But she soon found that all her pains were to no purpose. No unkind words were said, but those she spoke to pretended not to hear, as when a person known to be otherwise sensible enough makes some unreasonable assertion.

"Oh, they're over good and holy for this earth," said Mor Elversson bitterly, when she came home. "Full to the brim with faith and righteousness, till there's no room for a drop of mercy in them."

Joel himself met with no better success.

Of late, when people came to ask his help in this or that, he had taken to hinting that he was getting too old for the work, and that his son Sven ought soon to take over in his father's stead. But the suggestion passed unheeded everywhere. Fisher or farmer, whoever it might be, all were as deaf on that one subject as the sternly righteous housewives of Knapefiord.

On Christmas Eve, Joel and his wife and their son sat in the little dwelling at Grimön, talking of the future.

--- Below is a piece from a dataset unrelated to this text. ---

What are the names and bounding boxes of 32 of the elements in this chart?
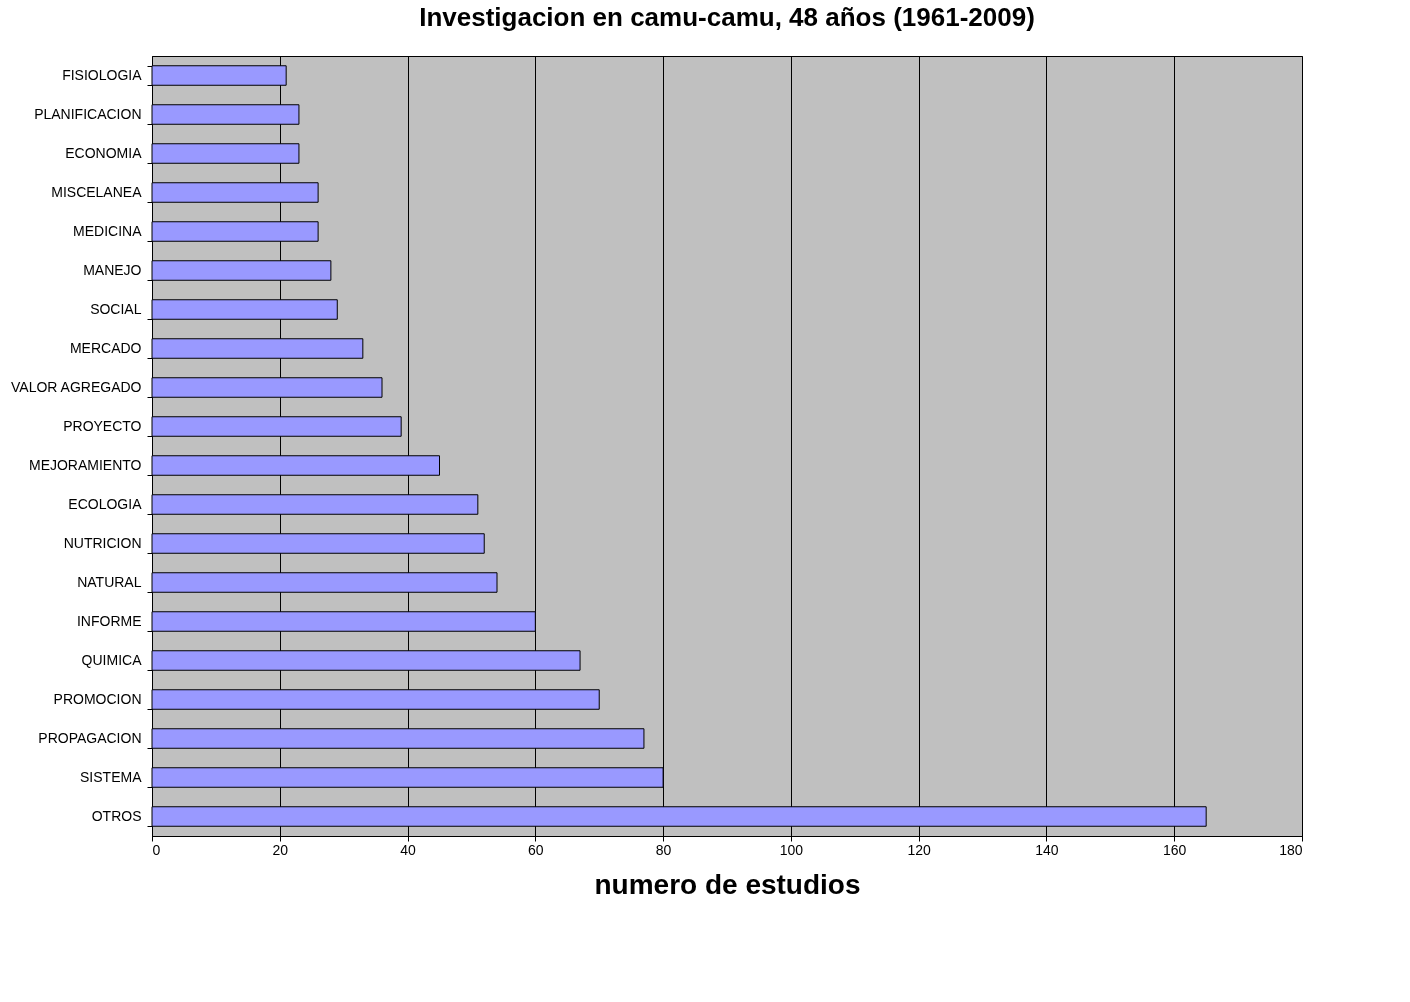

"Look here. Mother," said Sven, who seemed in particularly good humour this evening, "don't you think this kitchen place is dark and uncomfortable? What do you say to moving into the house itself?"

"Heavens!" cried his mother. "What's the boy thinking of! Why, there's neither roof nor floor to the place."

"That's no worse than can be mended," answered Sven. "I've been looking at the walls; they're sound enough. There's fine big rooms there, with plenty of light, and looking out over the sea. It's a shame to let the old captains' house go to rack and ruin."

Both father and mother agreed in this. But there was the question of money.

Sven explained that he had money of his own—not from his foster-parents, but money he had fairly earned. Before starting out on the expedition he had been promised a thousand pounds to be paid on his return. And this he had now received.